Hepatocyte-specific expression of constitutively active Alk5 exacerbates thioacetamide-induced liver injury in mice.

Abstract

While Transforming growth factor-βs (Tgf-βs) have been known to play an important role in liver fibrosis through an activation of Hepatic Stellate Cells (HSC), their fibrotic role on hepatocytes in liver damage has not been addressed thoroughly. To shed more light on the hepatocyte-specific role of Tgf-β signaling during liver fibrosis, we generated transgenic mice expressing constitutively active Tgf-β type I receptor Alk5 under the control of albumin promoter. Uninjured mice with increased Tgf-β/Alk5 signaling in hepatocytes (caAlk5/Alb-Cre mice) did not show characteristics related to hepatocyte death, fibrosis and inflammation.
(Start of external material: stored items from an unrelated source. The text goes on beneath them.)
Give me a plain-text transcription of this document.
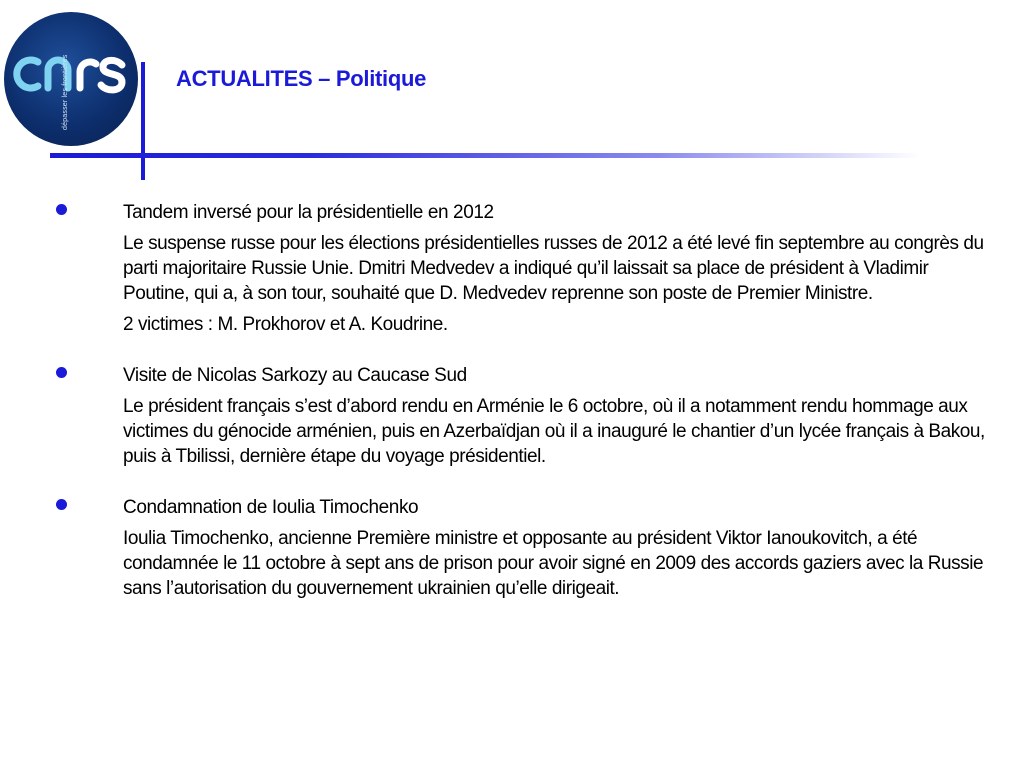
dépasser les frontières	ACTUALITES – Politique
Tandem inversé pour la présidentielle en 2012
Le suspense russe pour les élections présidentielles russes de 2012 a été levé fin septembre au congrès du parti majoritaire Russie Unie. Dmitri Medvedev a indiqué qu’il laissait sa place de président à Vladimir Poutine, qui a, à son tour, souhaité que D. Medvedev reprenne son poste de Premier Ministre.
2 victimes : M. Prokhorov et A. Koudrine.
Visite de Nicolas Sarkozy au Caucase Sud
Le président français s’est d’abord rendu en Arménie le 6 octobre, où il a notamment rendu hommage aux victimes du génocide arménien, puis en Azerbaïdjan où il a inauguré le chantier d’un lycée français à Bakou, puis à Tbilissi, dernière étape du voyage présidentiel.
Condamnation de Ioulia Timochenko
Ioulia Timochenko, ancienne Première ministre et opposante au président Viktor Ianoukovitch, a été condamnée le 11 octobre à sept ans de prison pour avoir signé en 2009 des accords gaziers avec la Russie sans l’autorisation du gouvernement ukrainien qu’elle dirigeait.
When subjected to thioacetamide (TAA) treatment, caAlk5/Alb-Cre mice exhibited more severe liver injury, when compared to control littermates. After TAA administration for 12 weeks, an increase in pathological changes was evident in caAlk5/Alb-Cre livers, with higher number of infiltrating cells in the portal and periportal area. Immunohistochemistry for F4/80, myeloperoxidase and CD3 showed that there was an increased accumulation of macrophages, neutrophils and T-lymphocytes, respectively, in caAlk5/Alb-Cre livers. Coincidently, we observed an exacerbated liver damage as seen by increases in serum aminotransferase level and number of apoptotic hepatocytes in caAlk5/Alb-Cre mice. Sirius staining of collagen demonstrated that the fibrotic response was worsened in caAlk5/Alb-Cre mice. The enhanced fibrosis in mutant livers was associated with marked production of α-SMA-positive myofibroblast. Hepatic expression of genes indicative of HSC activation was greater in caAlk5/Alb-Cre mice. In conclusion, our data indicated that elevation of Tgf-β signaling via Alk5 in hepatocytes is not sufficient to induce liver pathology but plays an important role in amplifying TAA-induced liver damage.